Siang itu, saat Hera sedang menunggu Dhika keluar dari kelas, dirinya mendapat pesan dari Dani. Dalam pesan yang ada di layar ponselnya sekarang, Dani meminta dirinya untuk datang ke daerah Kemang. Beliau ingin membicarakan sesuatu dengan Hera.
Melihat putranya yang kini beranjak empat baru saja keluar dari kelasnya, Hera keluar dari mobil. Hera senang sekali memiliki momen mengantar dan menjemput Dhika. Dhika yang selalu bertanya kembali mengenai suatu hal yang ia pelajari di kelas, Hera respon dengan antusias. Jadi Dhika sudah bisa berbicara dengan lancar.
"Dhika, kalo kita ketemu Opa Dani dulu gapapa?" tanya Hera sambil memasangkan sabuk pengaman di baby seat milik Dhika.
"Kemana, Bunda? Ga ada Evan, kan?" tanya Dhika mengenai sepupunya yang sangat ia hindari karena kejahilannya.
"Kayaknya ga ada, sih. Soalnya Opa ga bilang kalo ada Om Kafka." jelas Hera.
"Oke, Bunda. Ayo kita ketemu Opa!" seru Dhika semangat.
Dhika adalah anak yang penurut. Ia paling takut jika membuat Hera kecewa. Dhika sebisa mungkin mematuhi kedua orang tua yang ia sayangi itu. Hera bersyukur bukan main karena di usia Dhika yang masih kecil, Dhika sangat mengerti mengenai kasih sayang dan nilai-nilai moral lainnya.

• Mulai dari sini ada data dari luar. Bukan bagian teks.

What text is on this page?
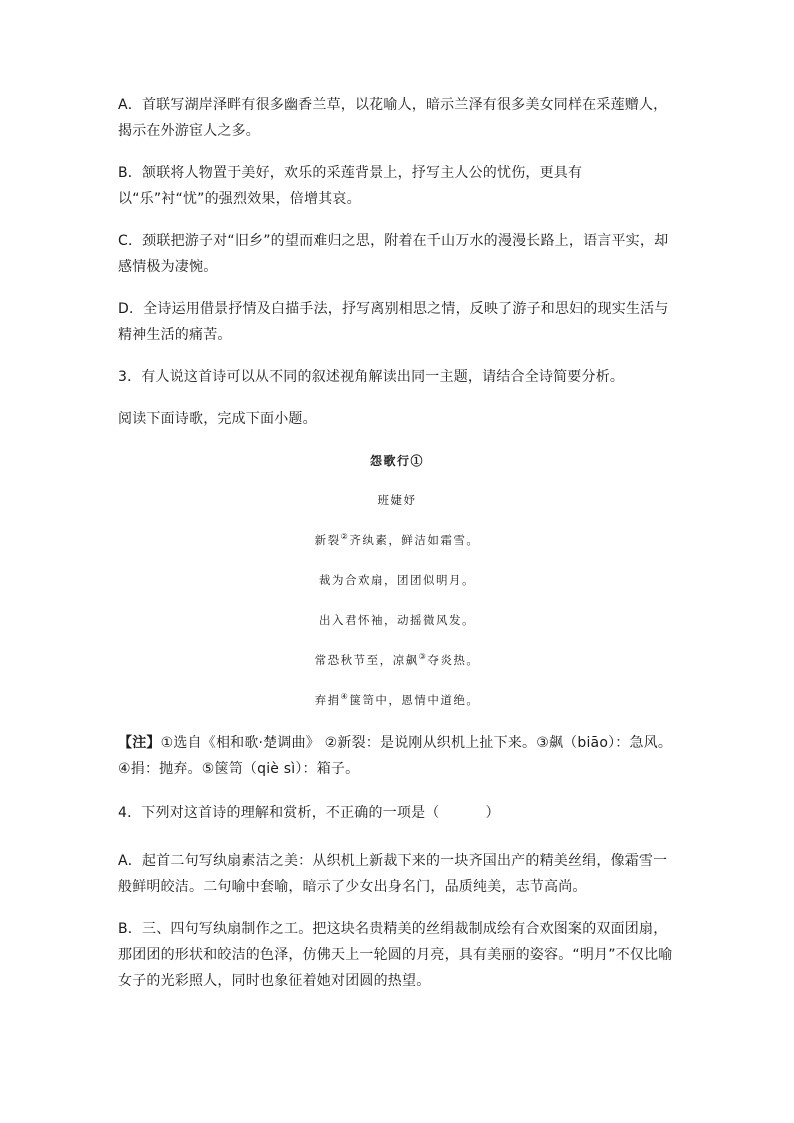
A．首联写湖岸泽畔有很多幽香兰草，以花喻人，暗示兰泽有很多美女同样在采莲赠人，揭示在外游宦人之多。

B．颔联将人物置于美好，欢乐的采莲背景上，抒写主人公的忧伤，更具有以“乐”衬“忧”的强烈效果，倍增其哀。

C．颈联把游子对“旧乡”的望而难归之思，附着在千山万水的漫漫长路上，语言平实，却感情极为凄惋。

D．全诗运用借景抒情及白描手法，抒写离别相思之情，反映了游子和思妇的现实生活与精神生活的痛苦。

3．有人说这首诗可以从不同的叙述视角解读出同一主题，请结合全诗简要分析。

阅读下面诗歌，完成下面小题。

怨歌行①

班婕妤

新裂②齐纨素，鲜洁如霜雪。

裁为合欢扇，团团似明月。

出入君怀袖，动摇微风发。

常恐秋节至，凉飙③夺炎热。

弃捐④箧笥中，恩情中道绝。

【注】①选自《相和歌·楚调曲》 ②新裂：是说刚从织机上扯下来。③飙（biāo）：急风。④捐：抛弃。⑤箧笥（qiè sì）：箱子。

4．下列对这首诗的理解和赏析，不正确的一项是（	）

A．起首二句写纨扇素洁之美：从织机上新裁下来的一块齐国出产的精美丝绢，像霜雪一般鲜明皎洁。二句喻中套喻，暗示了少女出身名门，品质纯美，志节高尚。

B．三、四句写纨扇制作之工。把这块名贵精美的丝绢裁制成绘有合欢图案的双面团扇，那团团的形状和皎洁的色泽，仿佛天上一轮圆的月亮，具有美丽的姿容。“明月”不仅比喻女子的光彩照人，同时也象征着她对团圆的热望。
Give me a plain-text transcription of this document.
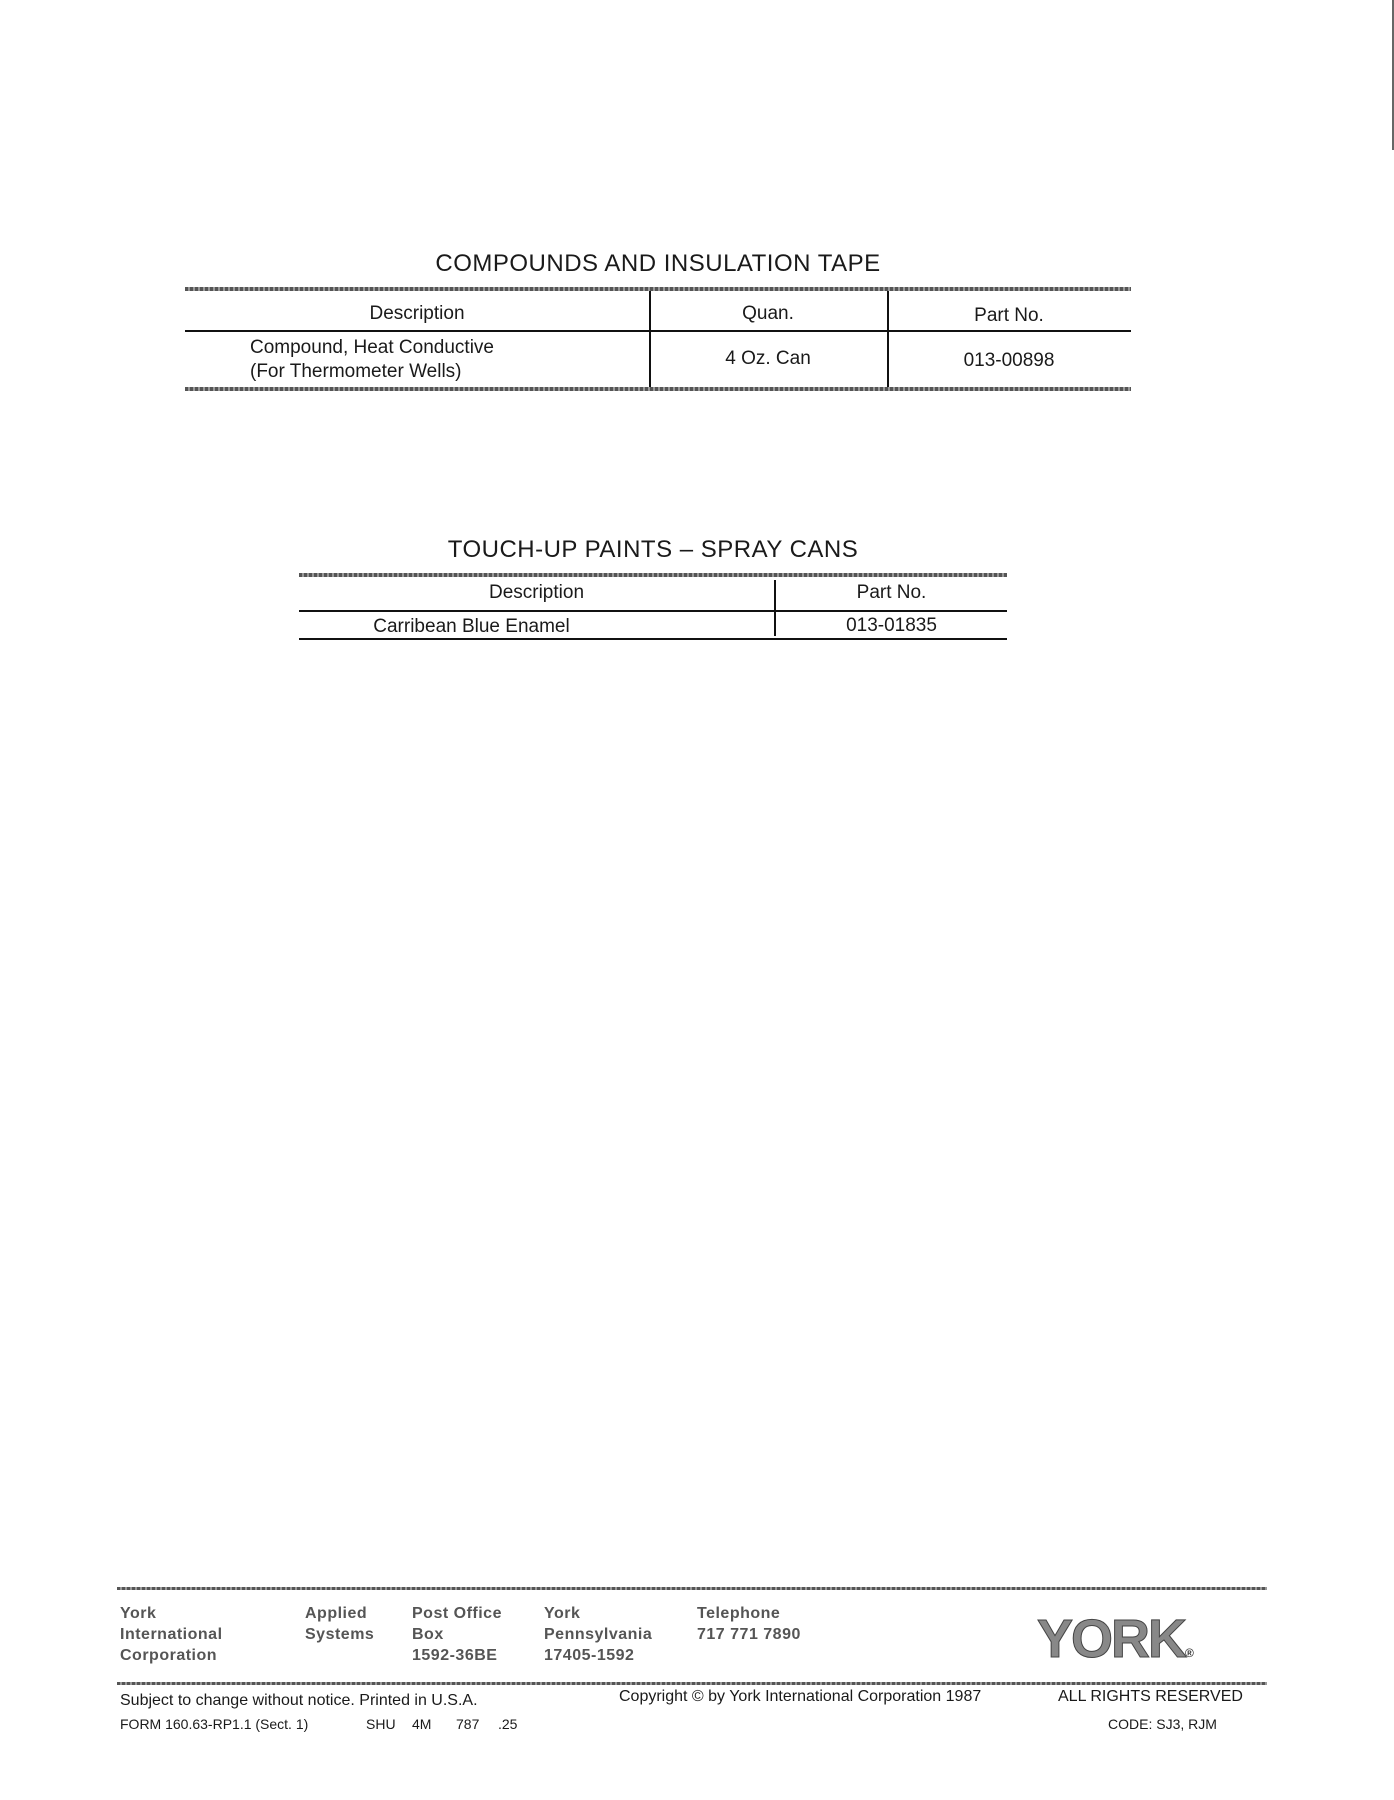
COMPOUNDS AND INSULATION TAPE
Description	Quan.	Part No.
Compound, Heat Conductive
(For Thermometer Wells)
4 Oz. Can	013-00898
TOUCH-UP PAINTS – SPRAY CANS
Description	Part No.
Carribean Blue Enamel	013-01835
York
International
Corporation
Applied
Systems
Post Office
Box
1592-36BE
York
Pennsylvania
17405-1592
Telephone
717 771 7890	YORK®
Subject to change without notice. Printed in U.S.A.
FORM 160.63-RP1.1 (Sect. 1)	SHU 4M 787 .25
Copyright © by York International Corporation 1987	ALL RIGHTS RESERVED
CODE: SJ3, RJM
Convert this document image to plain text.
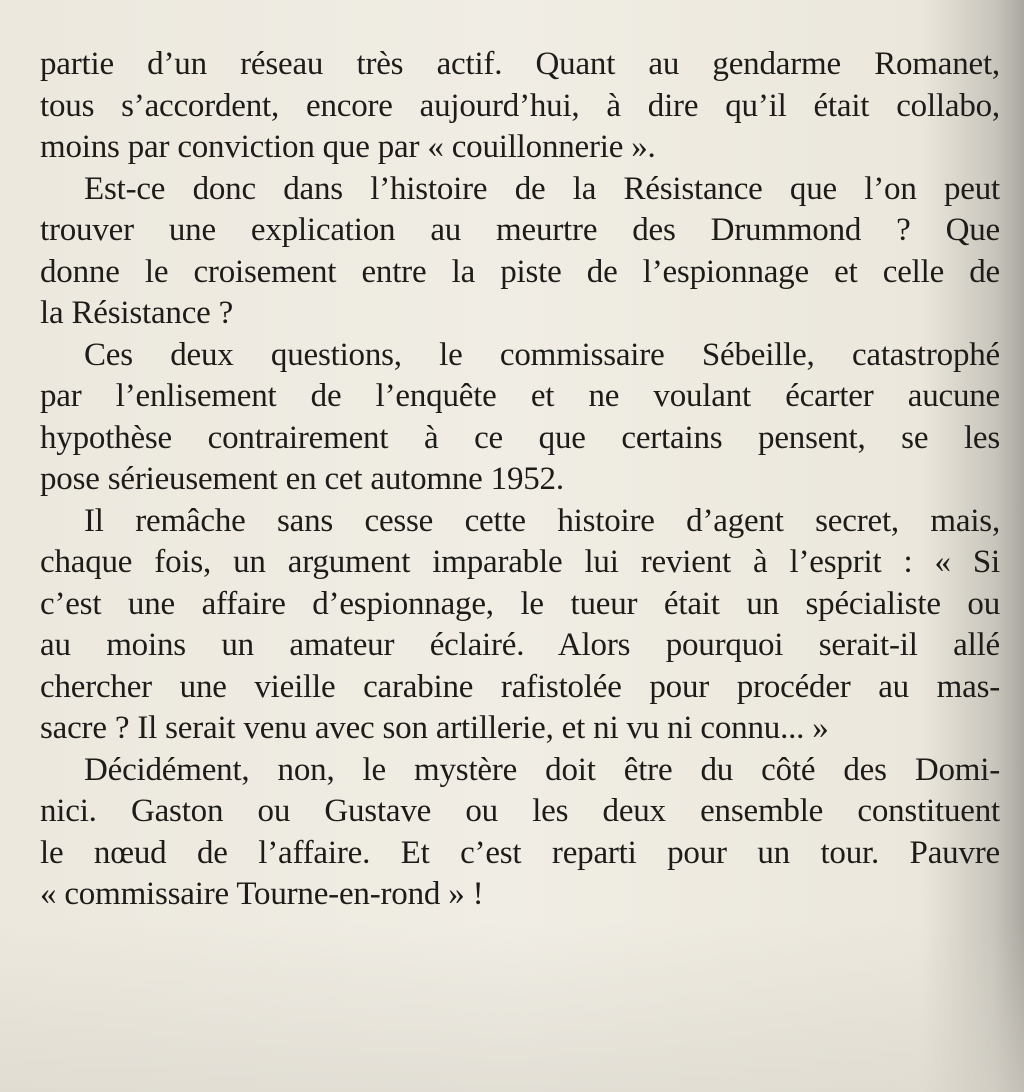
partie d’un réseau très actif. Quant au gendarme Romanet,
tous s’accordent, encore aujourd’hui, à dire qu’il était collabo,
moins par conviction que par « couillonnerie ».

Est-ce donc dans l’histoire de la Résistance que l’on peut
trouver une explication au meurtre des Drummond ? Que
donne le croisement entre la piste de l’espionnage et celle de
la Résistance ?

Ces deux questions, le commissaire Sébeille, catastrophé
par l’enlisement de l’enquête et ne voulant écarter aucune
hypothèse contrairement à ce que certains pensent, se les
pose sérieusement en cet automne 1952.

Il remâche sans cesse cette histoire d’agent secret, mais,
chaque fois, un argument imparable lui revient à l’esprit : « Si
c’est une affaire d’espionnage, le tueur était un spécialiste ou
au moins un amateur éclairé. Alors pourquoi serait-il allé
chercher une vieille carabine rafistolée pour procéder au mas-
sacre ? Il serait venu avec son artillerie, et ni vu ni connu... »

Décidément, non, le mystère doit être du côté des Domi-
nici. Gaston ou Gustave ou les deux ensemble constituent
le nœud de l’affaire. Et c’est reparti pour un tour. Pauvre
« commissaire Tourne-en-rond » !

Hera terheran-heran ketika sampai di sebuah kedai yang dimaksud Dani. Walaupun Dani sudah bercucu, otak bisnisnya masih terus berjalan. Hera yakin, kedai yang baru saja ia masuki adalah salah satu usaha baru milik pamannya itu.
Begitu melihat sosok Dani, Hera langsung menghampiri pamannya itu, "Assalamu'alaikum, Om."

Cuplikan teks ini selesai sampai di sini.